OGDEN -- A 100-mile bike tour of Top of Utah will be held May 1 to raise funds and publicity for a proposed bicycle velodrome and field house in Ogden.
The tour is the first step in a continuing fundraising effort by Ogden to build the velodrome, which is tentatively proposed to be built on Wall Avenue near 22nd Street. Called a "field house," it is also tentatively planned to include tennis and archery facilities.
Registration is $50 before April 15, after which it rises to $70, but Josh Jones, Ogden's bicycle coordinator, said that includes a T-shirt and full support on the ride.
There are actually three ride routes, all starting at Ogden's Lorin Farr Park. The longest, 105 miles, goes north up Mountain Road to North Ogden, west to Plain City, then south through Weber and Davis counties to Bountiful, then returns to Ogden.
The middle route, 47 miles, follows the same route but doesn't go as far south in Davis County. The shortest, 28 miles, loops out through western Weber County before returning.
There is also a short "fun ride" for children for a $7.50 admission, which also includes admission to the Ogden Dinosaur Park.
Riders who want to register for the rides can do so on-line, at www.tourdedrome.com.
"What a fun thing for the community," Jones said, "and I would like to make the connection that this is not something new to Ogden. This is Ogden's history."
Jones said he has no illusions that this tour will raise enough to build the velodrome, which is just in the initial planning stages. This ride is mainly to raise public awareness, he said. A second and larger fundraising event will be held this fall.

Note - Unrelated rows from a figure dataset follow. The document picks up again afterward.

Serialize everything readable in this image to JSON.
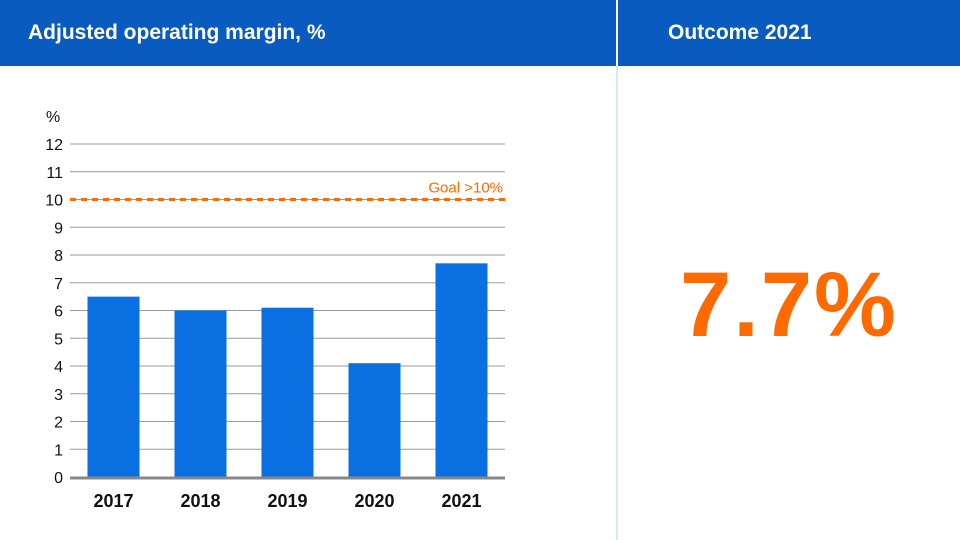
{
  "header": {
    "chart_title": "Adjusted operating margin, %",
    "outcome_title": "Outcome 2021"
  },
  "kpi": {
    "value": "7.7%"
  },
  "colors": {
    "header_bg": "#0a5bbf",
    "bar": "#0a6fe0",
    "goal": "#ff6a00",
    "kpi": "#ff6a00"
  },
  "chart_data": {
    "type": "bar",
    "categories": [
      "2017",
      "2018",
      "2019",
      "2020",
      "2021"
    ],
    "values": [
      6.5,
      6.0,
      6.1,
      4.1,
      7.7
    ],
    "ylabel": "%",
    "ylim": [
      0,
      12
    ],
    "yticks": [
      0,
      1,
      2,
      3,
      4,
      5,
      6,
      7,
      8,
      9,
      10,
      11,
      12
    ],
    "grid": true,
    "goal": {
      "value": 10,
      "label": "Goal >10%"
    }
  }
}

A velodrome would be a revival of Ogden's history. In the late 1800s and early 1900s bicycle racing was more popular in the United States than professional football is today. Ogden had one of three Utah bicycle racing velodromes, then called saucers. The others were in Salt Lake City's Salt Palace and the original Saltair resort.
A velodrome is a bicycle racing track, tilted as much as 33 degrees, around which cyclists on bicycles with no brakes or gears raced at high speeds.
Professional bicycle racers from around the nation rode in Ogden, competing for prizes. Several thousand people, then as much as 10 percent of Weber County, turned out to watch.
Bicycle racing was popular because bicycles in general were very popular. In the late 1800s millions were sold because they were a cheap replacement for horses, and cars were not yet popular.
The last velodrome in Ogden, built in 1905, was located at what is now Lorin Farr Park but was then called Glenwood Park, where the current fundraising rides will start. It was an outdoor track made of wood.
Bicycle racing in Utah lasted until about 1915, when golf took its place as a pastime and the automobile, thanks to Ford's assembly lines, became affordable.
Ogden has been working for several years to build a velodrome.